A mistake? Perhaps. The English says “superficiality,” and the translation says “superioridad.” The translator knows what superficiality means, but his eyes tricked him, and he saw “superioridad.” That kind of error is easy to make and hard to detect—if indeed this was an error but it could have also been an interpretation of an underlying meaning or connotation.

Here are a few differences of opinion. “Shallowness” works as “trivialidad,” but in this context “shallowness” simply reinforces the “superficiality” that precedes it. The verb “to come at” is rendered “relacionarte,” which erases the aggression in the original that fits in with the combative tone of the passage. Then Roth says “sans cannon and machine guns and steel plating half a foot thick,” “sans” may be a Shakespearian echo (Jacques in As You Like It ), and instead of using the more common expression “six inches of armor,” he says “half a foot,” which sounds more serious. The fifteen centimeters in the translation is an exact equivalent but not necessarily the same idea.

To stress the kind of work involved in reviewing this translation for “accuracy,” let me offer a rapid list of language differences anyone reading the English next to the Spanish might query. First, a problem with no solution: English creates inversions or negations by using “un”—unhappy, unlucky. Roth uses “unmenacingly,” which contains both “menace” and the negation of the menace, but the translator has to reconstruct the sentence. Roth says “on your ten toes.” The translation “con tus dos pies” is literally correct, but Roth links those defenseless toes with the caterpillar tread and in doing so slips in an allusion to the idiomatic expression “step on someone’s toes.” Then we have the machista “man to man, as we used to say.” Here I couldn’t tell if the translation managed to communicate the dig against political correctness. “Before you meet them” becomes “antes de reunirte con ellos,” but “meet” here means to know for the first time, as in “conocer.” Again, I don’t know if the translation communicates that idea. Yet another linguistic problem: “empty of all perception, an astonishing farce of misperception.” In ordinary American English usage, “perception” is more related to the sight than to hearing or smelling, but it also contains the idea of a mental image (a perception) and the associated word “perceptive,” which in the United States suggests rapidity in recognizing something—“she noticed I was sad; she’s very perceptive.” The play between “perception” and “misperception” disappears in the translation.

So, what do we learn from this task, aside from the evident limitations of translators and readers, and limitations imposed by the boundaries between and within languages in a global reality that is constantly in flux?
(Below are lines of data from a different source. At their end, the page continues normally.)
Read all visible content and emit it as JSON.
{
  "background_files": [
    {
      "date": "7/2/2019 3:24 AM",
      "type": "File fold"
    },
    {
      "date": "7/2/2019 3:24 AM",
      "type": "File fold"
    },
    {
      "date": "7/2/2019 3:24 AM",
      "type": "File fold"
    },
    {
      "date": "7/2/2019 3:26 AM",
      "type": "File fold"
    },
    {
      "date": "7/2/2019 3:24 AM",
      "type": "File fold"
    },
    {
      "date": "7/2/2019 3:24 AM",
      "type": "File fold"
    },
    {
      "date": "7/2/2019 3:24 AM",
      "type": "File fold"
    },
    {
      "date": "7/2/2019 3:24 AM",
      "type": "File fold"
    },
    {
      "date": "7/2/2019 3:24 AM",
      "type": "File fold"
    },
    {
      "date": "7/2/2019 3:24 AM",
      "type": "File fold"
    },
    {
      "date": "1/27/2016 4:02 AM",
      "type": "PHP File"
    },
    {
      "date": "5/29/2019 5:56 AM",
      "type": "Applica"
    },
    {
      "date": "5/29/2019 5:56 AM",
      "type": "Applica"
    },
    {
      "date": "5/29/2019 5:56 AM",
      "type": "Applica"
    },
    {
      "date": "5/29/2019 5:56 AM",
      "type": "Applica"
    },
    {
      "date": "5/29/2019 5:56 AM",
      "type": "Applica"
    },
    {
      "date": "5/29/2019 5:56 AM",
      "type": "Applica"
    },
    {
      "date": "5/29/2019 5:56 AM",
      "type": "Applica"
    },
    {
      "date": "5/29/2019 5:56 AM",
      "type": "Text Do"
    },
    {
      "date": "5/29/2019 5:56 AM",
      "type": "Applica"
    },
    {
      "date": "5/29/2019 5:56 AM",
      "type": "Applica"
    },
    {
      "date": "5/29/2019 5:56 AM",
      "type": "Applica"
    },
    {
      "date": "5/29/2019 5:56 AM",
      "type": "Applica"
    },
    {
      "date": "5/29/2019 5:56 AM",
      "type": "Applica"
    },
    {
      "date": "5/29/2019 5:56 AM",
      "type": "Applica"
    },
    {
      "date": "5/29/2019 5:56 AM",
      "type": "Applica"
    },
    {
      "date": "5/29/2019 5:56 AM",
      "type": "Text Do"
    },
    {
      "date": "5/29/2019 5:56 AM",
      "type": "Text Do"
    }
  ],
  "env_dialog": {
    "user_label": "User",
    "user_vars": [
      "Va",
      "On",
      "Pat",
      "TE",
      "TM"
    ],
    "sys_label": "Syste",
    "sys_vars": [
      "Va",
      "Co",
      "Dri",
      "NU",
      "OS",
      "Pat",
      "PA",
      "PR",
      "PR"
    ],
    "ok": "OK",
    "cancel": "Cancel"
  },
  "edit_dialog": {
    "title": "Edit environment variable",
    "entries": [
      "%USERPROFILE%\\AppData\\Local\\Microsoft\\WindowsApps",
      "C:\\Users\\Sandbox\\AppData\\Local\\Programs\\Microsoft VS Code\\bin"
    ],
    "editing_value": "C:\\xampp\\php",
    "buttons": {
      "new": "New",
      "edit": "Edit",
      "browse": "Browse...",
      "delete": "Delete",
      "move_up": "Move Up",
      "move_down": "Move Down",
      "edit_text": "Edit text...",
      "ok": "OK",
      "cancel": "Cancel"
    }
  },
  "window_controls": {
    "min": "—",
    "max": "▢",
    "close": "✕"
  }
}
First, that Roth is able to shift levels of diction in the blink of an eye, second that he will use unusual words like “insentient” if they come to his point, and third that at least one aspect of Roth’s narrative technique is the transformation of cliché or commonplace into literature. So one task the translator has is to be just as fluid in terms of vocabulary: this usually won’t work, first because as a translator you’re trying yourself to understand the text, and second because if you’re working with an editor, that person is going to ask for a more easily understood word. Then all you have to do is find similar clichés and perform the same transmutation. Not easy. Then there is the problem of Roth’s use of what I would call “halo words,” that is the echoing between words like "perception" and "misperception." That repetition derives from poetry or music and is virtually impossible to capture in translation.

The passages chosen here from American Pastoral are in a fairly neutral American English, not especially local, and almost devoid of slang. Sometimes, Roth uses regionalisms ( Letting Go, 1962) and sometimes he drifts into almost secret American idioms: His The Great American Novel (1973) scared, until very recently, every translator in Spain because of its baseball terminology and puns like “safe at home.” Let me give just a couple of slang examples from Portnoy’s Complaint (1969), the book that launched Roth’s career. Much of the book is about sex, and here Portnoy describes his intimate relationship with an apple: “the cored apple that I banged silly.”5

The translation is literal: “la manzana sin corazón que dejé hecha puré.” But apple sauce is one thing, while “banging silly” is an outrageous adolescent sexual fantasy. Later, Portnoy describes an altruistic friend: “in the living room Smolka tries to talk Bubbles into taking on his two friends as a special favor to him.”6 The translation stumbles: “en el salón Smolka intenta convencer a Bubbles de que traiga a dos amigas suyas, como favor personal.” The problem is the expression “take on,” which here means to have sex with. And the friends are Portnoy and another boy, not girl friends. Finally, one case where the Yiddish is important. Portnoy’s mother worries about his eating non-Kosher food outside the house and getting sick: “You go to Harold’s Hot Dog and Chazerai Palace.”7 The translator assumes “chazerai” or “chozzerai” is a proper name: “vas a Harold’s Hot dog y al Chazerai Palace.” It’s just a dump where Portnoy can eat “chozzerai,” chili dogs.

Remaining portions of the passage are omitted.